Собрались русские как-то после бани и решили, что пора бы начать жить хорошо!., с семнадцатого числа. А какого месяца — все равно.

Один сильный духом и чистый после бани человек подумал и сказал:

— Сперва надо нравственно возродиться!., а там оно само пойдет.

И все айда нравственно возрождаться. Для начала переименовали взятки в подарки, шум — в свободу слова, грабеж — в предпринимательство.

Тут же кое-кто и возродился. Но остальные, глядя на них, впали в оторопь.

Потом пришло предложение из глубинки:

— Давайте, чтобы хорошо жить, учиться у природы… у муравьев, у пчел… давайте работать, как лошади.

Идея всем понравилась.

Но при поименном голосовании выяснилось, что одни хотят трудиться не как муравьи, а как морские котики… на лежбище. Другие хотят жить исключительно, как щуки. Четыре голоса было за канареек, два, что ли, или три за болонок. Семеро согласились жить, как свиньи, один желал всю жизнь честно нести яйца. А за лошадей голосов что-то совсем не было. Не прошло предложение.

Само собой, были и глупые идеи. Например, один инвалид ума предложил, чтобы каждый на Руси занимался… своим делом.

В диковинку это, но раз демократия, то попробовали — дня начала посмотрели, не выйдет ли чего путного, если споим делом займется каждая из трех ветвей власти.

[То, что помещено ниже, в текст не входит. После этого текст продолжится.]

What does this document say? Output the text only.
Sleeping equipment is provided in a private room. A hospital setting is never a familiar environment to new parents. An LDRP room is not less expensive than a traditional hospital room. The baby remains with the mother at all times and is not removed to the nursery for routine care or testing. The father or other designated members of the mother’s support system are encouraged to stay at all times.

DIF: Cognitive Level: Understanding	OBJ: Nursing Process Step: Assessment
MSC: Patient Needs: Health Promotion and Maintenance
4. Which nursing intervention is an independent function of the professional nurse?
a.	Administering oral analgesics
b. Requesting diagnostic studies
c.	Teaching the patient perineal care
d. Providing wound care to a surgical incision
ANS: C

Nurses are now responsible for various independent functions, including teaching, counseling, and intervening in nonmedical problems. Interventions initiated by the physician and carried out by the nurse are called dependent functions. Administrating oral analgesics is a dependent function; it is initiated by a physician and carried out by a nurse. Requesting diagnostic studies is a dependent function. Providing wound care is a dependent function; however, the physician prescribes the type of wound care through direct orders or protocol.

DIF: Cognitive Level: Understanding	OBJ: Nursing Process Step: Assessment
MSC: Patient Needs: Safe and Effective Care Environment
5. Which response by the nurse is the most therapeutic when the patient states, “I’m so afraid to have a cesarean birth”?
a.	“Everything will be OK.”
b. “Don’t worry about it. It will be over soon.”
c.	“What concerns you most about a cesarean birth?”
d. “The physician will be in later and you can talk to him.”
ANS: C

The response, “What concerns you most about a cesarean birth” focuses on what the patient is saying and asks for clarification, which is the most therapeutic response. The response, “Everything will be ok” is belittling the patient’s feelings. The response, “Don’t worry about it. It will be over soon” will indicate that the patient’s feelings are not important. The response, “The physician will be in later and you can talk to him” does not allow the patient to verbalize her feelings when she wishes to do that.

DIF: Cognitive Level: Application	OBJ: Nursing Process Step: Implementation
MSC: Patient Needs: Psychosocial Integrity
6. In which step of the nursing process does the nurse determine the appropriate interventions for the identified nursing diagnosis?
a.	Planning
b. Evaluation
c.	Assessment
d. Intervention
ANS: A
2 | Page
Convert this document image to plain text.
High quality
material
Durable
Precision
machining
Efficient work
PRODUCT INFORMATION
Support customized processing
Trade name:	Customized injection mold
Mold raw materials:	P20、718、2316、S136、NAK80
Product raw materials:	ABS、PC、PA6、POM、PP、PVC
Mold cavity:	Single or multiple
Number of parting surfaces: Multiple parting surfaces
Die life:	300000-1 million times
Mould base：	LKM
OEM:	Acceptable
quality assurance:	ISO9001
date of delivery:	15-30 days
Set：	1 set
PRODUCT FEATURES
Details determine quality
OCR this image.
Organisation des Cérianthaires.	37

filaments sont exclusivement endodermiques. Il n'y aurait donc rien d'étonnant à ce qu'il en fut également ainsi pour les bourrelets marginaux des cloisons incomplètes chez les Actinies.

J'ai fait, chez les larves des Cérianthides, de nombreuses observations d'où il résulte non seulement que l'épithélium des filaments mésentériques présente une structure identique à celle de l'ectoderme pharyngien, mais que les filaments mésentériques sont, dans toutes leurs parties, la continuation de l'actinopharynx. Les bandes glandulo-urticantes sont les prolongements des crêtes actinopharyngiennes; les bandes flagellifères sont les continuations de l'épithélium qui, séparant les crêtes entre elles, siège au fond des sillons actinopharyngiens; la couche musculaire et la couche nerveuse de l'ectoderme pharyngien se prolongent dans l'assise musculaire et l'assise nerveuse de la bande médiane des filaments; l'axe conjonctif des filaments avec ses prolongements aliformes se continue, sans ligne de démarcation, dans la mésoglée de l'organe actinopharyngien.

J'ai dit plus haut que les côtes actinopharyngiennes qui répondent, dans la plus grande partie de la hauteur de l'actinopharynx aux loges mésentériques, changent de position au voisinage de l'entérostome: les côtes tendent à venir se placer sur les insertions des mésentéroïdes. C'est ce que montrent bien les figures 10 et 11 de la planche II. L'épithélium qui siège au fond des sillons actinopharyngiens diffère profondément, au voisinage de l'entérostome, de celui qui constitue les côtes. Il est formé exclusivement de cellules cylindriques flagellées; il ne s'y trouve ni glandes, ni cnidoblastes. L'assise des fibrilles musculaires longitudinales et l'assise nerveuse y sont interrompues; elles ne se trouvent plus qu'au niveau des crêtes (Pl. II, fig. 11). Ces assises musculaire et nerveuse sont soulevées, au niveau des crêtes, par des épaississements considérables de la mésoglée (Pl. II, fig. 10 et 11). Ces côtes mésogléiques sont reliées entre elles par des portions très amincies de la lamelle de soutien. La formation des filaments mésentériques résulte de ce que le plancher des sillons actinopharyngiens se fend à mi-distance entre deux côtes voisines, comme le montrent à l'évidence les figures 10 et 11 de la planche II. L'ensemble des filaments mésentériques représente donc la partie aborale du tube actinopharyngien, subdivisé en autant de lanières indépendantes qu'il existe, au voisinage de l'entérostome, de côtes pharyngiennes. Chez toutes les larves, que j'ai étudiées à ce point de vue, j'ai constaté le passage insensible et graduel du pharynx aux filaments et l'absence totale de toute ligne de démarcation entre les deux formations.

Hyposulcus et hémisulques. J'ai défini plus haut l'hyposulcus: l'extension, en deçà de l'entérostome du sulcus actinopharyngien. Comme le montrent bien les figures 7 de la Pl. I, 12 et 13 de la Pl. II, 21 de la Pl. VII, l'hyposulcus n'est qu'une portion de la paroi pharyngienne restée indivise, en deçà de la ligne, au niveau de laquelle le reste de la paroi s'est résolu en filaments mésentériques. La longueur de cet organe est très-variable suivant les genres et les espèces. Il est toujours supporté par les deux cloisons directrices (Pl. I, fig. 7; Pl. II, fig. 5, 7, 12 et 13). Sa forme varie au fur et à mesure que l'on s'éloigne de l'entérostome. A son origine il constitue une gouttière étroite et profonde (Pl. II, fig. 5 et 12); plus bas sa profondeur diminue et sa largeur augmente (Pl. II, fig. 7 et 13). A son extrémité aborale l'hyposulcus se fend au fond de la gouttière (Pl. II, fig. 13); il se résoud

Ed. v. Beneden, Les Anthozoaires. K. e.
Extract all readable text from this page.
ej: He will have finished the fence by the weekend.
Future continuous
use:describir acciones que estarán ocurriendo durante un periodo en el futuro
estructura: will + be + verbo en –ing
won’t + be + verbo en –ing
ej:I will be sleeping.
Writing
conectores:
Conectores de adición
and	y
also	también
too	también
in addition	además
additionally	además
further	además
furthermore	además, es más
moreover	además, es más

Конечно, эксперимент тут же сорвался. Видимо, природа резких скачков не любит.

Реальных было всего одно предложение — от членов КГБ с тридцать седьмого года. Главное — многие знали, как за дело взяться. Мороки никакой — лишить дыхания врагов хорошей жизни… всего-то.

Но как сглазил кто!.. Споткнулись об тайны арифметики — как ни составляли списки, а всякий раз получалось ровно в два раза больше, чем всего жителей на планете.

Было и одно умное предложение — считать гуманитарную помощь… Солнцем! То есть как бы естественным источником жизни, который умрет уже гораздо после того, как человечество вырвется из колыбели и разбредется по космосу навроде цыган.

Предложение приняли единогласно, но тут вместо помощи пришел счет за просроченные долги.

А больше предложений не было, пошли затяжные дожди, и все прокисло. И уже только весной один старенький старичок предложил всем миром выступить против секса!.. Никакой прибыли от него, дескать, нету, а силы уходят большие.

В общем-то такое положение дел насчет сил и прибыли было везде, но что-то обрушились против секса.

Радикалы предлагали ввести для секса комендантский час. С одиннадцати вечера до шести утра. А с шести утра до одиннадцати вечера, чтобы не собирались кучами по два и больше человек.

Патриоты потребовали вообще покончить с этим делом… так сказать, обрубить раз и навсегда, а то оно сильно отвлекает, даже когда Отечество в опасности.

И ученые начали думать, но тоже отвлеклись.

Тогда пошли на обман, заладили по телевидению прямые трансляции с заседаний Верховного Совета. И народ клюнул сперва — уж очень оказалось похоже на секс, но потом все поняли: то, да не то.

И врачи сказали:

— От того, что на Верховном Совете происходит, детей быть не может… это только вредная привычка.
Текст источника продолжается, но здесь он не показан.